Published online 06 November 2012 Corrected online 04 December 2012

In recent years, there has been a dramatic increase in the use of localization microscopy: that is, super-resolution fluorescence imaging by stochastic photoswitching, photoactivation or other fluorescence-generating processes. The evaluation of localization microscopy data with a Gaussian model of the point-spread function (PSF) is a common and cogent technique¹, and Poissonian maximum-likelihood estimator (MLE) fitting of the Gaussian model has been shown to yield optimal precision². However, current software support is based on less precise approximations of MLE fitting or is slow, hardware dependent, closed source or unmaintained. Many advances have been made with unpublished or prototypical software packages, leaving established labs with homemade software and new labs with immense technology entry costs. This state has weakened the core strengths of localization microscopy: cost-efficiency and experimental simplicity.

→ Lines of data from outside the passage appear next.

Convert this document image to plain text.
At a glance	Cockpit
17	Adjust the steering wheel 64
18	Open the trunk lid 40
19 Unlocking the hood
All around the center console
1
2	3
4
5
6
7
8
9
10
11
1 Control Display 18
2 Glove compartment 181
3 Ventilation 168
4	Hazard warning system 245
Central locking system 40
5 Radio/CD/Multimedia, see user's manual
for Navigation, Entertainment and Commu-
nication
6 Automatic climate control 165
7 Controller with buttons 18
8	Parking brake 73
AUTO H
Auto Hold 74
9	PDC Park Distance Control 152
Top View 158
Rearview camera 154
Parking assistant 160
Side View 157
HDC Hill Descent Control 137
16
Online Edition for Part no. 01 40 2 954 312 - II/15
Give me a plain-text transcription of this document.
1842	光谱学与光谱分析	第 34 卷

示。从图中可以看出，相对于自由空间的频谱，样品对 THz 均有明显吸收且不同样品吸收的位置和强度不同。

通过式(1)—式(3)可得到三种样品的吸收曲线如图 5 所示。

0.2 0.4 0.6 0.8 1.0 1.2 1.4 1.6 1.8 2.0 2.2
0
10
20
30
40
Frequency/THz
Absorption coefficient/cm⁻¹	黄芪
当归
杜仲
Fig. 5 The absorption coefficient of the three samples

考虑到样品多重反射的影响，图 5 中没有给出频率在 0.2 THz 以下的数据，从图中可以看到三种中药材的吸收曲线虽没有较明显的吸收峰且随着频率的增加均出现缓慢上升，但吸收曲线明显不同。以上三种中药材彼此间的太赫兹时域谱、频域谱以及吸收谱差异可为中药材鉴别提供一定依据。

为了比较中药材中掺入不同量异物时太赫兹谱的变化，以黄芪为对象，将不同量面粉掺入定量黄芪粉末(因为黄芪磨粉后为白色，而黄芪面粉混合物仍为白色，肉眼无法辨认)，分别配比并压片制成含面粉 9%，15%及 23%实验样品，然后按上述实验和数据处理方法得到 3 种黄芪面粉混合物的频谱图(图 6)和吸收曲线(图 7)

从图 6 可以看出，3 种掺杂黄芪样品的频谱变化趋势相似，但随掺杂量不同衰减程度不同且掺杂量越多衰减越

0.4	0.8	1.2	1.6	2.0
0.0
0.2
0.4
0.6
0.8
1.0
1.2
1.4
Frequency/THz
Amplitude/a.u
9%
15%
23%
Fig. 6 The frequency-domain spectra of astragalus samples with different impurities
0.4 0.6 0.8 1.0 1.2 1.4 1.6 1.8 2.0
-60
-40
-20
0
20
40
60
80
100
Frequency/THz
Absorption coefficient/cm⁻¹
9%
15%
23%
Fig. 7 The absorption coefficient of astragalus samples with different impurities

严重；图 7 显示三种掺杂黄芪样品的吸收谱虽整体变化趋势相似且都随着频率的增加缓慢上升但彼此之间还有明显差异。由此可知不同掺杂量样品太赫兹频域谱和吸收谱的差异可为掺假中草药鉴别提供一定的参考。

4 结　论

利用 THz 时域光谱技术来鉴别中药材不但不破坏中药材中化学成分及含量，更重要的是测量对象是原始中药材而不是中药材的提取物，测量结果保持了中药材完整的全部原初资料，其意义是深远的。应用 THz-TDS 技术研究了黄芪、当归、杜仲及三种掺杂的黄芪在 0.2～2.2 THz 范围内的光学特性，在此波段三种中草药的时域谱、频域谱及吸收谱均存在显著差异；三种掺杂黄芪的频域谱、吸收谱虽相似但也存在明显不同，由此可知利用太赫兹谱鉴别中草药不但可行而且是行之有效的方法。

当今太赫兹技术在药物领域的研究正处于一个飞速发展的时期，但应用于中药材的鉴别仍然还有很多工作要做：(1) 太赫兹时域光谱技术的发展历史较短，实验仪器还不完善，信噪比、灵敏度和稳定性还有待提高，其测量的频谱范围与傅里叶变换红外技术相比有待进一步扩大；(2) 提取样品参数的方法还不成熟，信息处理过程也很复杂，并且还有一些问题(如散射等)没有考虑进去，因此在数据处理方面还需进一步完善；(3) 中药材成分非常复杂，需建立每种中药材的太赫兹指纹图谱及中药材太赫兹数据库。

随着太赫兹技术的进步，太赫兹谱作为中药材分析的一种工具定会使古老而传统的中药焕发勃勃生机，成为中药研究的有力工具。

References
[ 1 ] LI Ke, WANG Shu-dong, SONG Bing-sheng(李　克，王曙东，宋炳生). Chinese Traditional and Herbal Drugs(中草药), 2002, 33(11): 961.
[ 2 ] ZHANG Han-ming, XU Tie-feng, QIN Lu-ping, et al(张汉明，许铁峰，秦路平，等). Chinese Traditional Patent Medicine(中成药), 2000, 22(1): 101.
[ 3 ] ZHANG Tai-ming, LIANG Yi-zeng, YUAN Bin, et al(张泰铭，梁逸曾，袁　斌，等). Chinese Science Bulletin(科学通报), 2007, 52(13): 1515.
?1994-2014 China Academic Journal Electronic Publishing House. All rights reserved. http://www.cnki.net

Here we report the computational optimization of iterative MLE fitting and the development of a fast, easy-to-use and open-source software program called 'rapid, accurate program implementing direct stochastic optical reconstruction microscopy'³ (rapidSTORM, Supplementary Software). To our knowledge, rapidSTORM is the fastest and most powerful open-source localization microscopy software available (Supplementary Table 1 and Fig. 1) and supports classic localization microscopy, astigmatic and multiplane three-dimensional (3D) assignment, and multicolor localization microscopy (Fig. 1). It is the only public software capable of quickly evaluating multiplane 3D and multicolor experiments. All variants are unified in a single fitting routine by integrating appropriate factors into the Gaussian PSF model (Supplementary Note 1 and Supplementary Fig. 1), thereby avoiding the introduction of unnecessary degrees of fitting freedom and allowing fitting of the emitter position in all planes concurrently with optimal precision⁴. We demonstrate the accuracy, ease of use and power of our approach with a range of 3D and two-color dSTORM experiments on the nuclear pore complex⁵ (Fig. 1c–f and Supplementary Fig. 2).

(a) The signal of single fluorophores is imaged on two spectrally separated cameras. Fluorophores are localized with a multispectral Gaussian PSF model and distinguished by their F₂ values (the ratio of the intensity in the long-wavelength channel and the total intensity). (b) Speed of data processing with rapidSTORM and major alternatives. The bar groups denote different evaluation requirements, and the bar length shows the logarithm of the achieved speed. An asterisk denotes that displayed speed excludes preprocessing time; the software is not public. (c) dSTORM image of the nuclear pore complexes of Xenopus laevis oocytes⁵ shows the Alexa 700–labeled central channel (cyan) and the Alexa 647–labeled protein gp210 (red). (d,e) Biplane (d) and astigmatic (e) 3D dSTORM images of nuclear pores of X. laevis A6 cells labeled with Mab414 and Alexa 647–labeled antibodies. (f) Axial section of 2 μm thickness from d. Scale bars, 2 μm (c), 200 nm (inset) and 1 μm (d–f).